Talk:long-drawn-out

From Wiktionary, the free dictionary
Jump to navigation Jump to search

   While i'm don't know why i should be so sure, i have an intense conviction that i learned the expression as a post-WWII Yank child, probably from my mother. I never had reason to even wonder until today, reading p. 175 (2/3 if the way down the page, in the middle of a 'graph but at the start of a line) of October the First Is Too Late, 1966, by Fred Hoyle:

Because these phases were reasonably long drawn out, over three centuries or so, it always seemed as if the disease had been cured.

(It seems to me that our hyphenated form may be desirable when it modifies the following noun, tho i doubt i'd even consider using hyphens (as our entry page does) when it appears after "were" as the end of the clause. Anyway...)
   In fact, i was gob-smacked by Hoyle's usage, bcz i can almost hear my mother pronouncing it as a phrase that could reasonably be transcribed as, say,

... a long, drawn-out [process].

That is to say, not construing "long" as an adverb (of time) as clearly implied in Hoyle's instance (and probably also by wikt's use of hyphens); i never once, before Hoyle spake, considered construing the phrase as differing in meaning or spelling from "long and drawn-out" or even "long and drawn out" (without any hyphen at all). And i was sure enuf, as soon as i saw his example, of this being a peculiarity of my mother's usage that i've begun questioning a sibling about it. But asking more widely, i now find myself doubting that other Yanks differ from the intonation and parsing i've always applied (in the modifying-a-following-noun instances i've solely encountered before today).
   I'm only slightly interested in whether this wikt entry needs to be supplemented by one with a less hyphenated spelling, but i'm fascinated by this as a possible exception to the usual pattern of linguistic mutation: if we Yanks have lost track of the intention that, in a long drawn-out process, it is the drawing out and not the process that is long, "long" has become redundant for us; given that, how is it that we haven't dropped the "long" out of our term "long, drawn-out process"? Can it be surviving bcz the duration of the longer term resembles the long, drawn-out thing, in an analogy to onomatopoeia, where the sound-frequencies and/or the sonic dynamics of a word resemble those of the thing the word refers to?
--Jerzyt 01:59, 15 June 2014 (UTC)[reply]

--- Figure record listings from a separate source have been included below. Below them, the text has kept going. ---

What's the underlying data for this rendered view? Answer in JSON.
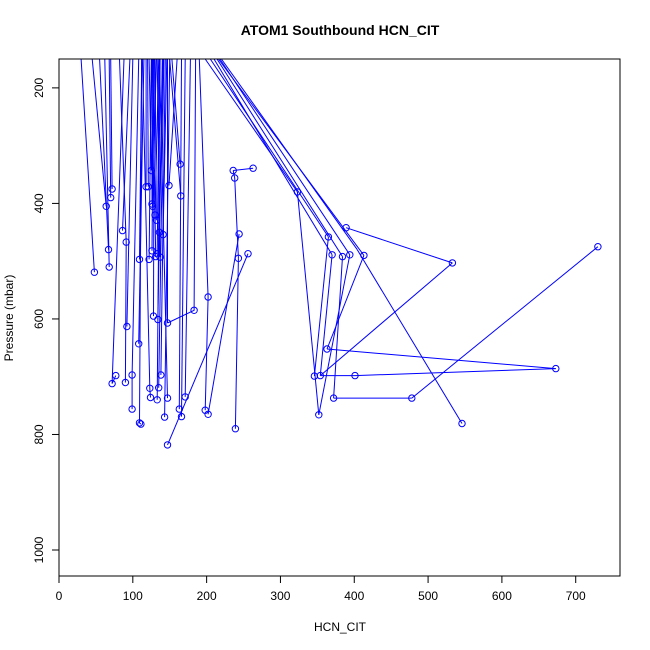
{
  "chart_data": {
    "type": "line",
    "title": "ATOM1 Southbound HCN_CIT",
    "xlabel": "HCN_CIT",
    "ylabel": "Pressure (mbar)",
    "xlim": [
      0,
      760
    ],
    "ylim": [
      1045,
      150
    ],
    "y_reversed": true,
    "grid": false,
    "legend": "none",
    "line_color": "#0000ff",
    "x_ticks": [
      "0",
      "100",
      "200",
      "300",
      "400",
      "500",
      "600",
      "700"
    ],
    "y_ticks": [
      "200",
      "400",
      "600",
      "800",
      "1000"
    ],
    "points": [
      {
        "x": 48,
        "y": 519
      },
      {
        "x": 64,
        "y": 405
      },
      {
        "x": 67,
        "y": 480
      },
      {
        "x": 68,
        "y": 510
      },
      {
        "x": 70,
        "y": 390
      },
      {
        "x": 72,
        "y": 375
      },
      {
        "x": 72,
        "y": 712
      },
      {
        "x": 77,
        "y": 698
      },
      {
        "x": 86,
        "y": 447
      },
      {
        "x": 90,
        "y": 710
      },
      {
        "x": 91,
        "y": 467
      },
      {
        "x": 92,
        "y": 613
      },
      {
        "x": 99,
        "y": 697
      },
      {
        "x": 99,
        "y": 756
      },
      {
        "x": 108,
        "y": 643
      },
      {
        "x": 109,
        "y": 497
      },
      {
        "x": 109,
        "y": 780
      },
      {
        "x": 111,
        "y": 782
      },
      {
        "x": 118,
        "y": 371
      },
      {
        "x": 121,
        "y": 371
      },
      {
        "x": 122,
        "y": 497
      },
      {
        "x": 123,
        "y": 720
      },
      {
        "x": 124,
        "y": 736
      },
      {
        "x": 125,
        "y": 343
      },
      {
        "x": 126,
        "y": 401
      },
      {
        "x": 126,
        "y": 482
      },
      {
        "x": 127,
        "y": 405
      },
      {
        "x": 128,
        "y": 595
      },
      {
        "x": 130,
        "y": 420
      },
      {
        "x": 131,
        "y": 492
      },
      {
        "x": 132,
        "y": 429
      },
      {
        "x": 133,
        "y": 487
      },
      {
        "x": 133,
        "y": 740
      },
      {
        "x": 134,
        "y": 601
      },
      {
        "x": 135,
        "y": 719
      },
      {
        "x": 136,
        "y": 450
      },
      {
        "x": 137,
        "y": 493
      },
      {
        "x": 138,
        "y": 697
      },
      {
        "x": 141,
        "y": 454
      },
      {
        "x": 143,
        "y": 770
      },
      {
        "x": 147,
        "y": 607
      },
      {
        "x": 147,
        "y": 737
      },
      {
        "x": 147,
        "y": 818
      },
      {
        "x": 149,
        "y": 369
      },
      {
        "x": 163,
        "y": 756
      },
      {
        "x": 164,
        "y": 332
      },
      {
        "x": 165,
        "y": 387
      },
      {
        "x": 166,
        "y": 769
      },
      {
        "x": 171,
        "y": 735
      },
      {
        "x": 183,
        "y": 585
      },
      {
        "x": 198,
        "y": 758
      },
      {
        "x": 202,
        "y": 765
      },
      {
        "x": 202,
        "y": 562
      },
      {
        "x": 236,
        "y": 343
      },
      {
        "x": 238,
        "y": 356
      },
      {
        "x": 239,
        "y": 790
      },
      {
        "x": 243,
        "y": 495
      },
      {
        "x": 244,
        "y": 453
      },
      {
        "x": 256,
        "y": 487
      },
      {
        "x": 263,
        "y": 339
      },
      {
        "x": 323,
        "y": 380
      },
      {
        "x": 346,
        "y": 699
      },
      {
        "x": 352,
        "y": 766
      },
      {
        "x": 354,
        "y": 698
      },
      {
        "x": 363,
        "y": 652
      },
      {
        "x": 365,
        "y": 458
      },
      {
        "x": 370,
        "y": 489
      },
      {
        "x": 372,
        "y": 737
      },
      {
        "x": 384,
        "y": 492
      },
      {
        "x": 389,
        "y": 442
      },
      {
        "x": 394,
        "y": 489
      },
      {
        "x": 401,
        "y": 698
      },
      {
        "x": 413,
        "y": 490
      },
      {
        "x": 478,
        "y": 737
      },
      {
        "x": 533,
        "y": 503
      },
      {
        "x": 546,
        "y": 781
      },
      {
        "x": 673,
        "y": 686
      },
      {
        "x": 730,
        "y": 475
      }
    ],
    "segments": [
      {
        "x": [
          30,
          48
        ],
        "y": [
          150,
          519
        ]
      },
      {
        "x": [
          45,
          64
        ],
        "y": [
          150,
          405
        ]
      },
      {
        "x": [
          55,
          67
        ],
        "y": [
          150,
          480
        ]
      },
      {
        "x": [
          62,
          68
        ],
        "y": [
          150,
          510
        ]
      },
      {
        "x": [
          68,
          70
        ],
        "y": [
          150,
          390
        ]
      },
      {
        "x": [
          70,
          72
        ],
        "y": [
          150,
          375
        ]
      },
      {
        "x": [
          88,
          72,
          77
        ],
        "y": [
          150,
          712,
          698
        ]
      },
      {
        "x": [
          96,
          86
        ],
        "y": [
          150,
          447
        ]
      },
      {
        "x": [
          82,
          91,
          90
        ],
        "y": [
          150,
          467,
          710
        ]
      },
      {
        "x": [
          100,
          92
        ],
        "y": [
          150,
          613
        ]
      },
      {
        "x": [
          108,
          99,
          99
        ],
        "y": [
          150,
          697,
          756
        ]
      },
      {
        "x": [
          115,
          108
        ],
        "y": [
          150,
          643
        ]
      },
      {
        "x": [
          112,
          109
        ],
        "y": [
          150,
          497
        ]
      },
      {
        "x": [
          112,
          109,
          111
        ],
        "y": [
          150,
          780,
          782
        ]
      },
      {
        "x": [
          118,
          118
        ],
        "y": [
          150,
          371
        ]
      },
      {
        "x": [
          120,
          121
        ],
        "y": [
          150,
          371
        ]
      },
      {
        "x": [
          125,
          122
        ],
        "y": [
          150,
          497
        ]
      },
      {
        "x": [
          113,
          123,
          124
        ],
        "y": [
          150,
          720,
          736
        ]
      },
      {
        "x": [
          122,
          125
        ],
        "y": [
          150,
          343
        ]
      },
      {
        "x": [
          126,
          126
        ],
        "y": [
          150,
          401
        ]
      },
      {
        "x": [
          128,
          126
        ],
        "y": [
          150,
          482
        ]
      },
      {
        "x": [
          132,
          127
        ],
        "y": [
          150,
          405
        ]
      },
      {
        "x": [
          129,
          128
        ],
        "y": [
          150,
          595
        ]
      },
      {
        "x": [
          135,
          130
        ],
        "y": [
          150,
          420
        ]
      },
      {
        "x": [
          127,
          131
        ],
        "y": [
          150,
          492
        ]
      },
      {
        "x": [
          130,
          132
        ],
        "y": [
          150,
          429
        ]
      },
      {
        "x": [
          136,
          133
        ],
        "y": [
          150,
          487
        ]
      },
      {
        "x": [
          137,
          133
        ],
        "y": [
          150,
          740
        ]
      },
      {
        "x": [
          140,
          134
        ],
        "y": [
          150,
          601
        ]
      },
      {
        "x": [
          142,
          135
        ],
        "y": [
          150,
          719
        ]
      },
      {
        "x": [
          141,
          136
        ],
        "y": [
          150,
          450
        ]
      },
      {
        "x": [
          133,
          137
        ],
        "y": [
          150,
          493
        ]
      },
      {
        "x": [
          144,
          138
        ],
        "y": [
          150,
          697
        ]
      },
      {
        "x": [
          146,
          141
        ],
        "y": [
          150,
          454
        ]
      },
      {
        "x": [
          150,
          143
        ],
        "y": [
          150,
          770
        ]
      },
      {
        "x": [
          147,
          147
        ],
        "y": [
          150,
          607
        ]
      },
      {
        "x": [
          136,
          147
        ],
        "y": [
          150,
          737
        ]
      },
      {
        "x": [
          160,
          149
        ],
        "y": [
          150,
          369
        ]
      },
      {
        "x": [
          153,
          164
        ],
        "y": [
          150,
          332
        ]
      },
      {
        "x": [
          150,
          165
        ],
        "y": [
          150,
          387
        ]
      },
      {
        "x": [
          166,
          163
        ],
        "y": [
          150,
          756
        ]
      },
      {
        "x": [
          171,
          166
        ],
        "y": [
          150,
          769
        ]
      },
      {
        "x": [
          178,
          171
        ],
        "y": [
          150,
          735
        ]
      },
      {
        "x": [
          185,
          183,
          147
        ],
        "y": [
          150,
          585,
          607
        ]
      },
      {
        "x": [
          190,
          202,
          198
        ],
        "y": [
          150,
          562,
          758
        ]
      },
      {
        "x": [
          244,
          202
        ],
        "y": [
          453,
          765
        ]
      },
      {
        "x": [
          256,
          147
        ],
        "y": [
          487,
          818
        ]
      },
      {
        "x": [
          236,
          238
        ],
        "y": [
          343,
          356
        ]
      },
      {
        "x": [
          243,
          239
        ],
        "y": [
          495,
          790
        ]
      },
      {
        "x": [
          263,
          236
        ],
        "y": [
          339,
          343
        ]
      },
      {
        "x": [
          238,
          243
        ],
        "y": [
          356,
          495
        ]
      },
      {
        "x": [
          198,
          323
        ],
        "y": [
          150,
          380
        ]
      },
      {
        "x": [
          323,
          352
        ],
        "y": [
          380,
          766
        ]
      },
      {
        "x": [
          205,
          365
        ],
        "y": [
          150,
          458
        ]
      },
      {
        "x": [
          365,
          346
        ],
        "y": [
          458,
          699
        ]
      },
      {
        "x": [
          210,
          370
        ],
        "y": [
          150,
          489
        ]
      },
      {
        "x": [
          370,
          354
        ],
        "y": [
          489,
          698
        ]
      },
      {
        "x": [
          214,
          384
        ],
        "y": [
          150,
          492
        ]
      },
      {
        "x": [
          384,
          372
        ],
        "y": [
          492,
          737
        ]
      },
      {
        "x": [
          372,
          478
        ],
        "y": [
          737,
          737
        ]
      },
      {
        "x": [
          478,
          730
        ],
        "y": [
          737,
          475
        ]
      },
      {
        "x": [
          216,
          413
        ],
        "y": [
          150,
          490
        ]
      },
      {
        "x": [
          413,
          363
        ],
        "y": [
          490,
          652
        ]
      },
      {
        "x": [
          363,
          673
        ],
        "y": [
          652,
          686
        ]
      },
      {
        "x": [
          673,
          401
        ],
        "y": [
          686,
          698
        ]
      },
      {
        "x": [
          401,
          354
        ],
        "y": [
          698,
          698
        ]
      },
      {
        "x": [
          389,
          533
        ],
        "y": [
          442,
          503
        ]
      },
      {
        "x": [
          533,
          354
        ],
        "y": [
          503,
          698
        ]
      },
      {
        "x": [
          218,
          394
        ],
        "y": [
          150,
          489
        ]
      },
      {
        "x": [
          394,
          352
        ],
        "y": [
          489,
          766
        ]
      },
      {
        "x": [
          220,
          404
        ],
        "y": [
          150,
          480
        ]
      },
      {
        "x": [
          404,
          546
        ],
        "y": [
          480,
          781
        ]
      }
    ]
  }
}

   Uh, duh, what kept me from contrasting that phrase with one which i don't recall ever hearing, yet sounds right to my ear -- and more directly compelling than my assertions of the grammatical plausibility of my parsing of "l. d-o."? Is anyone's ear jarred by the following passage, or does it sound (however unexpectedly) like a logical and syntactic parallel to "long drawn out"?
There came a whistling noise, growing louder as it was briefly drawn out before faltering, warbling in pitch, and fading back into silence.
(I'm tempted to claim i lifted it directly from H.G. Wells's description of the Martians' death ray!)